Prime Minister Sheikh Hasina has been conducting a virulent anti-Islamist campaign. The government has banned the Jamaat-e-Islami political party, and Hasina pushed through the trial and execution of a key JI leader who was accused of committing war crimes during the Bangladesh war for independence.
All this has outraged the main opposition party — the Bangladesh National Party — which, while not an Islamist group per se, allies with the JI. The BNP has announced it will boycott the January election, unless the government steps down and lets a neutral caretaker regime conduct the polls. In sum, the entire democratic process is in jeopardy.
That’s a big deal. Bangladesh is the fourth-largest Muslim-majority nation in the world. If freedom fails there, it would be a serious setback for the cause of freedom worldwide.

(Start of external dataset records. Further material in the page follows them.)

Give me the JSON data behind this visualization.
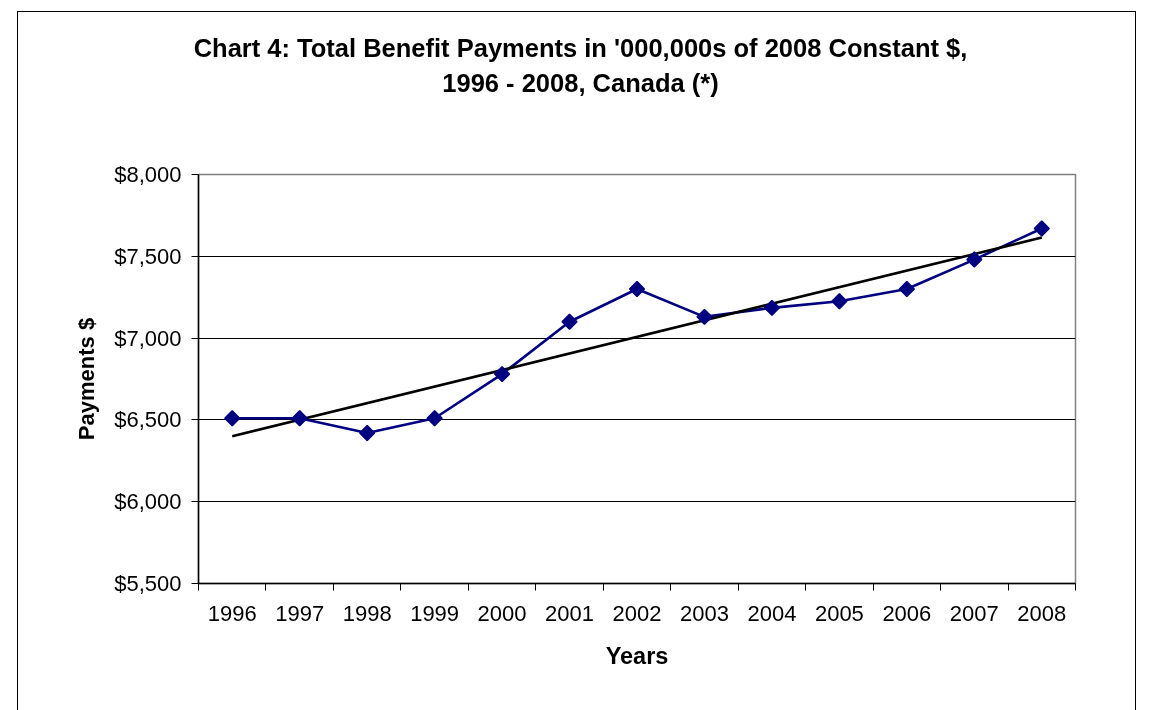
{
  "chart_data": {
    "type": "line",
    "title": "Chart 4: Total Benefit Payments in '000,000s of 2008 Constant $,\n1996 - 2008, Canada (*)",
    "xlabel": "Years",
    "ylabel": "Payments $",
    "x": [
      1996,
      1997,
      1998,
      1999,
      2000,
      2001,
      2002,
      2003,
      2004,
      2005,
      2006,
      2007,
      2008
    ],
    "series": [
      {
        "color": "#000080",
        "values": [
          6510,
          6510,
          6420,
          6510,
          6780,
          7100,
          7300,
          7130,
          7185,
          7225,
          7300,
          7480,
          7670
        ]
      },
      {
        "type": "line",
        "x": [
          1996,
          2008
        ],
        "values": [
          6400,
          7615
        ],
        "color": "#000000",
        "marker": "none"
      }
    ],
    "xlim": [
      1995.5,
      2008.5
    ],
    "xticks": [
      1996,
      1997,
      1998,
      1999,
      2000,
      2001,
      2002,
      2003,
      2004,
      2005,
      2006,
      2007,
      2008
    ],
    "ylim": [
      5500,
      8000
    ],
    "yticks": [
      {
        "value": 5500,
        "label": "$5,500"
      },
      {
        "value": 6000,
        "label": "$6,000"
      },
      {
        "value": 6500,
        "label": "$6,500"
      },
      {
        "value": 7000,
        "label": "$7,000"
      },
      {
        "value": 7500,
        "label": "$7,500"
      },
      {
        "value": 8000,
        "label": "$8,000"
      }
    ],
    "grid": "y",
    "marker": "diamond",
    "line_style": "solid"
  }
}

And the post-election turmoil would only exacerbate tensions in an already troubled part of the world.
Islamism is a political ideology which, under the banner of religion, claims the right to crush individual rights. As such, it is the enemy of political liberty and the antithesis of democracy. When put fully into practice, Islamist regimes have often served as breeding grounds and state sponsors of terrorism.
Consequently, the government in Bangladesh is right to go on the offensive against Islamism. However, how it goes about it matters greatly. The government must be careful not to kill democracy in the process of trying to save it.

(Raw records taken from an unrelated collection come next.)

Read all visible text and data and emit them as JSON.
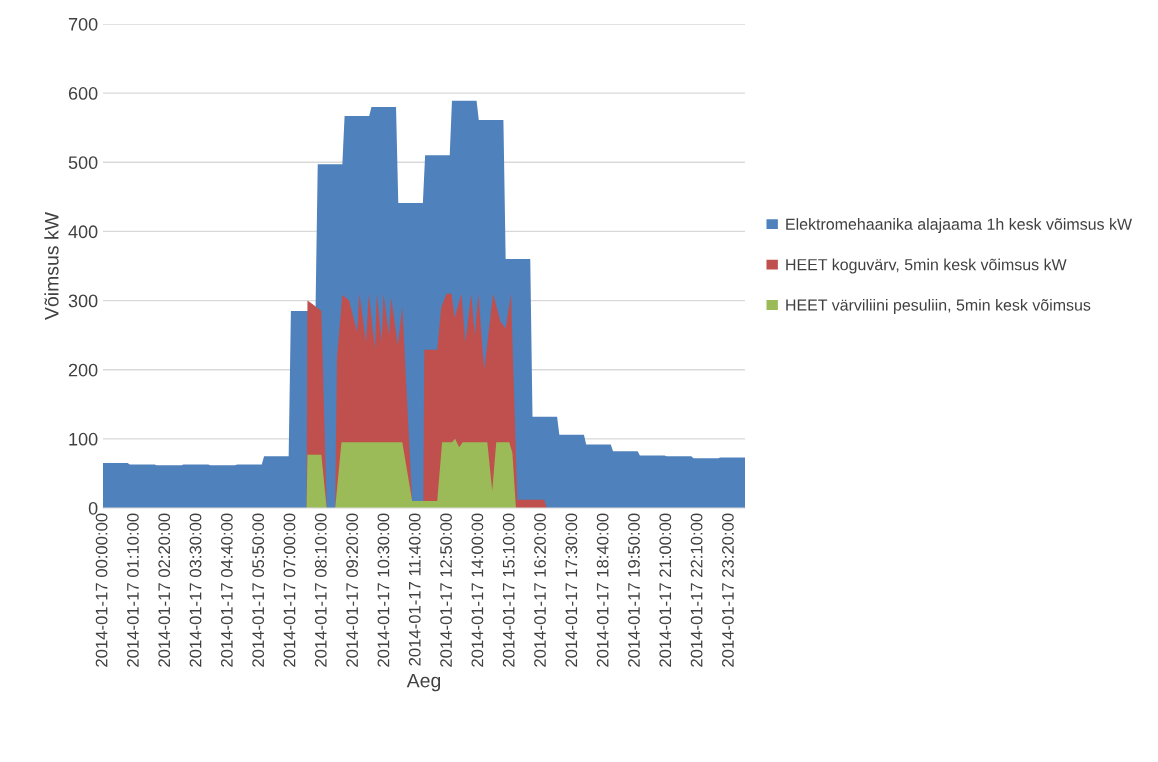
{
  "chart_data": {
    "type": "area",
    "xlabel": "Aeg",
    "ylabel": "Võimsus kW",
    "xlim": [
      "2014-01-17T00:00",
      "2014-01-17T23:55"
    ],
    "ylim": [
      0,
      700
    ],
    "yticks": [
      0,
      100,
      200,
      300,
      400,
      500,
      600,
      700
    ],
    "xticks": [
      {
        "value": "2014-01-17T00:00",
        "label": "2014-01-17 00:00:00"
      },
      {
        "value": "2014-01-17T01:10",
        "label": "2014-01-17 01:10:00"
      },
      {
        "value": "2014-01-17T02:20",
        "label": "2014-01-17 02:20:00"
      },
      {
        "value": "2014-01-17T03:30",
        "label": "2014-01-17 03:30:00"
      },
      {
        "value": "2014-01-17T04:40",
        "label": "2014-01-17 04:40:00"
      },
      {
        "value": "2014-01-17T05:50",
        "label": "2014-01-17 05:50:00"
      },
      {
        "value": "2014-01-17T07:00",
        "label": "2014-01-17 07:00:00"
      },
      {
        "value": "2014-01-17T08:10",
        "label": "2014-01-17 08:10:00"
      },
      {
        "value": "2014-01-17T09:20",
        "label": "2014-01-17 09:20:00"
      },
      {
        "value": "2014-01-17T10:30",
        "label": "2014-01-17 10:30:00"
      },
      {
        "value": "2014-01-17T11:40",
        "label": "2014-01-17 11:40:00"
      },
      {
        "value": "2014-01-17T12:50",
        "label": "2014-01-17 12:50:00"
      },
      {
        "value": "2014-01-17T14:00",
        "label": "2014-01-17 14:00:00"
      },
      {
        "value": "2014-01-17T15:10",
        "label": "2014-01-17 15:10:00"
      },
      {
        "value": "2014-01-17T16:20",
        "label": "2014-01-17 16:20:00"
      },
      {
        "value": "2014-01-17T17:30",
        "label": "2014-01-17 17:30:00"
      },
      {
        "value": "2014-01-17T18:40",
        "label": "2014-01-17 18:40:00"
      },
      {
        "value": "2014-01-17T19:50",
        "label": "2014-01-17 19:50:00"
      },
      {
        "value": "2014-01-17T21:00",
        "label": "2014-01-17 21:00:00"
      },
      {
        "value": "2014-01-17T22:10",
        "label": "2014-01-17 22:10:00"
      },
      {
        "value": "2014-01-17T23:20",
        "label": "2014-01-17 23:20:00"
      }
    ],
    "grid": "y",
    "legend": "right",
    "series": [
      {
        "name": "Elektromehaanika alajaama 1h kesk võimsus kW",
        "color": "#4f81bd",
        "x": [
          "2014-01-17T00:00",
          "2014-01-17T00:55",
          "2014-01-17T01:00",
          "2014-01-17T01:55",
          "2014-01-17T02:00",
          "2014-01-17T02:55",
          "2014-01-17T03:00",
          "2014-01-17T03:55",
          "2014-01-17T04:00",
          "2014-01-17T04:55",
          "2014-01-17T05:00",
          "2014-01-17T05:55",
          "2014-01-17T06:00",
          "2014-01-17T06:55",
          "2014-01-17T07:00",
          "2014-01-17T07:55",
          "2014-01-17T08:00",
          "2014-01-17T08:55",
          "2014-01-17T09:00",
          "2014-01-17T09:55",
          "2014-01-17T10:00",
          "2014-01-17T10:55",
          "2014-01-17T11:00",
          "2014-01-17T11:55",
          "2014-01-17T12:00",
          "2014-01-17T12:55",
          "2014-01-17T13:00",
          "2014-01-17T13:55",
          "2014-01-17T14:00",
          "2014-01-17T14:55",
          "2014-01-17T15:00",
          "2014-01-17T15:55",
          "2014-01-17T16:00",
          "2014-01-17T16:55",
          "2014-01-17T17:00",
          "2014-01-17T17:55",
          "2014-01-17T18:00",
          "2014-01-17T18:55",
          "2014-01-17T19:00",
          "2014-01-17T19:55",
          "2014-01-17T20:00",
          "2014-01-17T20:55",
          "2014-01-17T21:00",
          "2014-01-17T21:55",
          "2014-01-17T22:00",
          "2014-01-17T22:55",
          "2014-01-17T23:00",
          "2014-01-17T23:55"
        ],
        "values": [
          65,
          65,
          63,
          63,
          62,
          62,
          63,
          63,
          62,
          62,
          63,
          63,
          75,
          75,
          285,
          285,
          497,
          497,
          567,
          567,
          580,
          580,
          441,
          441,
          510,
          510,
          589,
          589,
          561,
          561,
          360,
          360,
          132,
          132,
          106,
          106,
          92,
          92,
          82,
          82,
          76,
          76,
          75,
          75,
          72,
          72,
          73,
          73
        ]
      },
      {
        "name": "HEET koguvärv, 5min kesk võimsus kW",
        "color": "#c0504d",
        "x": [
          "2014-01-17T00:00",
          "2014-01-17T07:35",
          "2014-01-17T07:37",
          "2014-01-17T07:48",
          "2014-01-17T08:08",
          "2014-01-17T08:20",
          "2014-01-17T08:39",
          "2014-01-17T08:43",
          "2014-01-17T08:55",
          "2014-01-17T09:10",
          "2014-01-17T09:28",
          "2014-01-17T09:33",
          "2014-01-17T09:48",
          "2014-01-17T09:54",
          "2014-01-17T10:08",
          "2014-01-17T10:12",
          "2014-01-17T10:23",
          "2014-01-17T10:27",
          "2014-01-17T10:39",
          "2014-01-17T10:44",
          "2014-01-17T10:59",
          "2014-01-17T11:09",
          "2014-01-17T11:31",
          "2014-01-17T11:56",
          "2014-01-17T11:58",
          "2014-01-17T12:27",
          "2014-01-17T12:36",
          "2014-01-17T12:48",
          "2014-01-17T12:59",
          "2014-01-17T13:06",
          "2014-01-17T13:21",
          "2014-01-17T13:30",
          "2014-01-17T13:43",
          "2014-01-17T13:51",
          "2014-01-17T13:59",
          "2014-01-17T14:12",
          "2014-01-17T14:32",
          "2014-01-17T14:48",
          "2014-01-17T15:00",
          "2014-01-17T15:12",
          "2014-01-17T15:26",
          "2014-01-17T16:26",
          "2014-01-17T16:32",
          "2014-01-17T23:55"
        ],
        "values": [
          0,
          0,
          300,
          295,
          285,
          0,
          0,
          218,
          308,
          300,
          255,
          310,
          240,
          310,
          230,
          310,
          240,
          310,
          250,
          305,
          235,
          291,
          10,
          10,
          229,
          229,
          290,
          310,
          310,
          275,
          310,
          240,
          310,
          250,
          310,
          200,
          310,
          270,
          260,
          310,
          12,
          12,
          0,
          0
        ]
      },
      {
        "name": "HEET värviliini pesuliin, 5min kesk võimsus",
        "color": "#9bbb59",
        "x": [
          "2014-01-17T00:00",
          "2014-01-17T07:35",
          "2014-01-17T07:37",
          "2014-01-17T08:08",
          "2014-01-17T08:20",
          "2014-01-17T08:39",
          "2014-01-17T08:53",
          "2014-01-17T11:09",
          "2014-01-17T11:31",
          "2014-01-17T12:27",
          "2014-01-17T12:38",
          "2014-01-17T13:00",
          "2014-01-17T13:07",
          "2014-01-17T13:16",
          "2014-01-17T13:24",
          "2014-01-17T14:19",
          "2014-01-17T14:30",
          "2014-01-17T14:39",
          "2014-01-17T15:08",
          "2014-01-17T15:15",
          "2014-01-17T15:23",
          "2014-01-17T23:55"
        ],
        "values": [
          0,
          0,
          77,
          77,
          0,
          0,
          95,
          95,
          10,
          10,
          95,
          95,
          100,
          88,
          95,
          95,
          25,
          95,
          95,
          80,
          0,
          0
        ]
      }
    ]
  }
}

How will the U.S. deal with the situation in Bangladesh? That, too, may be problematic. The Obama administration to date has simply equated elections with democracy. But elections aren't freedom. They offer the promise of freedom, but that promise can be betrayed.
Case point: Iran. Tehran holds elections all the time. They are meaningless -- merely giving the oppressed people a chance to pick a new face from the government that oppresses them. Yet, the White House naively interpreted the election of a new "moderate-sounding” president as a signal that Iran wanted to broker a nuclear deal. This despite that fact that the real power brokers in Iran still want the bomb.
Likewise, in Egypt, the U.S. watched indifferently as an "elected" Muslim Brotherhood government tried to turn convert a democratic election into a "one man, one vote, one time" regime. After the Egyptian military ousted the Islamists to save the emergent democratic process, the U.S. then tried to isolate the military regime -- a policy that neither advances the cause of freedom nor improves ties with an important strategic partner.
The U.S. now must make a critical decision about how it will respond to the situation in Bangladesh. Washington can't be sanguine about the prime minister's policies because they put the democratic process at risk and may well drive more people to rally to extremists and support Islamist terrorism.
If the White House gets it wrong on this one, too, it will be strike three in its efforts to support freedom against Islamism.